The second challenge is educating students in such a
way that a significant number develop into high-caliber scientists. Three key
areas call for special attention.
First, introducing
students to scientific inquiry – and to rational inquiry in general – from the
beginning of their undergraduate education and helping them develop the
capacity for independent inquiry. This ability would then serve as the
foundation for developing research skills during graduate studies, and for
thinking and decision making in their professional and personal lives. The
spirit of scientific inquiry (‘the scientific temper’) would be a natural
outcome of the pursuit of these abilities.
Second, developing the
capacity for scientific inquiry must be trans-disciplinary – it must focus on
those aspects of (scientific) inquiry that are shared across disciplinary
boundaries.
Third, India must focus
on counteracting the growing trend of fragmentation in education and research,
promote multidisciplinary research and facilitate the productive
cross-pollination of ideas that transcend disciplinary boundaries. This
requires the design of a curriculum embedded in an integrated
trans-disciplinary perspective of (scientific) knowledge and inquiry. This in
turn calls for an infrastructure of human knowledge that facilitates
trans-disciplinary connections and the integration of knowledge across
specializations, disciplines and even across traditional groupings like
‘natural sciences’, ‘social sciences’ and ‘humanities’.

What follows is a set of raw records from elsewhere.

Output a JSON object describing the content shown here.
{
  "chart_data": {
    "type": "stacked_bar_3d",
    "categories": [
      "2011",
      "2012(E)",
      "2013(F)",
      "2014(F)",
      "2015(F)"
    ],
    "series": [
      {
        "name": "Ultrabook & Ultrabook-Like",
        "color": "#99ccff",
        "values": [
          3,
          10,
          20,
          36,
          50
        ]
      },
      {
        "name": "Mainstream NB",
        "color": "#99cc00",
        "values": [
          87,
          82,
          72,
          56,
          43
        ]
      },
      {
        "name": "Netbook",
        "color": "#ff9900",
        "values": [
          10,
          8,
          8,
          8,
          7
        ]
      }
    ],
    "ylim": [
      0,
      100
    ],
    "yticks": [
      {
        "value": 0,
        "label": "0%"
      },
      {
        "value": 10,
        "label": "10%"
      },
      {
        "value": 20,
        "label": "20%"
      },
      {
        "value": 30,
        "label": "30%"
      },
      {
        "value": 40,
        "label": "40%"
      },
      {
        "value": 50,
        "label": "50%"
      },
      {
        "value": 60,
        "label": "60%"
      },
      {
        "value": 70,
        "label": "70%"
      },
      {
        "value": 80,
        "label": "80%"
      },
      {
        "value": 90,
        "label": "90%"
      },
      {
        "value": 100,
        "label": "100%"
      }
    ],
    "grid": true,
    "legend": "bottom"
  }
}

Based on these three ideas, a new conception of
education is emerging at institutes like IISER-Pune. Compulsory courses in
mathematics, physics, chemistry and biology are complemented by compulsory
courses on rational inquiry to help students develop the capacity for knowledge
construction, validation and evaluation across a broad terrain of domains. These
range from mathematics and physics to philosophy, history and art. India’s
science education system might also consider another strategy whereby faculty
members audit each other’s courses and discuss their teaching to make
connections across courses. This would help students understand how seamlessly
the different courses flow into one another.
A well-developed science education program can help
India grow into an economic superpower by nurturing India’s youth to become
world-class researchers – not only in engineering and technology, but also in
pure science. To do this, relevant programs should encourage an integrated,
inquiry-oriented scientific education grounded in a trans-disciplinary
perspective of inquiry and knowledge. This approach demands an equal emphasis
on (scientific) knowledge and (scientific) inquiry, and combining
specialization in different disciplines with a broad-based multidisciplinary
and trans-disciplinary education.
As these initiatives are refined and strengthened,
the lessons that are picked up along the way can be extended throughout the
education system in general – in India and abroad.